細菌はバクテリアとよばれることも多く,普通は原核生物全般をさします。核膜に包まれた核とよべる構造体はなく,葉緑体やミトコンドリアとよべる細胞内器官もみあたりません。最近の研究で,細菌は古細菌と真性細菌の2つのグループに分けられることがわかってきていますが,大部分は真性細菌に属するようです。細菌のなかで,酸素発生型光合成を行うものは,藍藻として別に扱われるのが普通で,このサイトでもそのようにしています。細菌は,生態系のなかで分解者として最も重要であることはよく知られたところです。代謝様式もさまざまで,硝化,脱窒,硫黄還元など生態系のなかで重要な化学反応の担い手であるものも数多くあります。細菌の分類は,普通は外形を見ただけではだめで,代謝様式などを調べる必要があります。したがって,ここでは同定は全くできていません。ここでは細菌であることがわかりやすいものをいくつかのせていますが,実は細菌はどこにでもいると考えるべきで,採集した試料の中には必ず無数にいると断言してよいと思います。一見ゴミのようにみえるものも実は細菌のかたまりであることが結構多いですし,生物を含め,他物の表面にも多数付着しているとみるべきです。細菌の研究はプランクトンの研究や小さな底生生物の研究などとは別の手段が用いられることが普通です。極めて小さくて光学顕微鏡ではよく見えないものも多く,顕微鏡による観察だけでは詳しい観察は到底無理なので,無視してもよいと思います。

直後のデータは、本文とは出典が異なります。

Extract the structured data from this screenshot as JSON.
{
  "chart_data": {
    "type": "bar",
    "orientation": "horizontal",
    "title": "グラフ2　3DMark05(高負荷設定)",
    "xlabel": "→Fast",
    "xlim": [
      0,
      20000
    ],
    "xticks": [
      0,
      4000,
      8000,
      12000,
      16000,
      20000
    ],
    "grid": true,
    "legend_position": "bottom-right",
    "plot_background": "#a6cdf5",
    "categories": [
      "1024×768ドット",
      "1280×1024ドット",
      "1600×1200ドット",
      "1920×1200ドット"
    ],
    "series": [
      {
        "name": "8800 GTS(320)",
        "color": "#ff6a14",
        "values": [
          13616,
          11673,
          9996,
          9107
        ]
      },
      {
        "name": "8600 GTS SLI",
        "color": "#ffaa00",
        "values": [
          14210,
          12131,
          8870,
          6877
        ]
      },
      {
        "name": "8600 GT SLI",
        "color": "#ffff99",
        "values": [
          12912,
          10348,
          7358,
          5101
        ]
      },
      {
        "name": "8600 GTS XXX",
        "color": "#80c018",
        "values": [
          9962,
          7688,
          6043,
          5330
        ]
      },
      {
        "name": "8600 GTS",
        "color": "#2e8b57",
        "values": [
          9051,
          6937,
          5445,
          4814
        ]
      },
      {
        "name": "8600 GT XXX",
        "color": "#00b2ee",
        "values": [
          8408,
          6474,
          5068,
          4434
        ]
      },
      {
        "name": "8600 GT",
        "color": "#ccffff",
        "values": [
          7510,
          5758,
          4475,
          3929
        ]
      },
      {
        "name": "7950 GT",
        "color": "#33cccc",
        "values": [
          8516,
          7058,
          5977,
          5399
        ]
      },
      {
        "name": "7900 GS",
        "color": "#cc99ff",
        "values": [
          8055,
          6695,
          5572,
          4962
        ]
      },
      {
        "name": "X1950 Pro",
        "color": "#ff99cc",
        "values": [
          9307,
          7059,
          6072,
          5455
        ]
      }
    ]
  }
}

- 藍藻★★ : 藍藻と細菌は系統分類的にはごく近い位置にある,というより藍藻は「酸素発生型光合成をする細菌」であり,細菌の一部です。したがって,藍藻は他の細菌と極めて似ている場合が多くあります。区別点としては,藍藻が光合成色素を持つため細胞の色が青緑色が多く,他に薄緑色,暗緑色,黄褐色,赤紫色,さらにはガス胞をもち黒く見えるなどであるのに対し,細菌は無色の場合が多いということがあります。しかし,細菌にも細胞内に色素をもつものもありますし,藍藻の中にも細胞の色が薄いものがあり,両者の区別が極めて困難になることがあります。どちらに入るのかわからないときは,無理して決めなくてよいと思います。特に,上の写真A,上の写真Bのように,寒天質基質内に細胞が集まって塊状の群体を形成するものは,ミクロキスティス,アファノカプサ,アファノテーケ,コエロスフェリウムのような塊状群体を形成するものとの区別が困難な場合があります。
細菌は非常に種類が多く,形態も極めて多様性に富んでいるため,他にも細菌と似ている生物は多くありますが,省略します。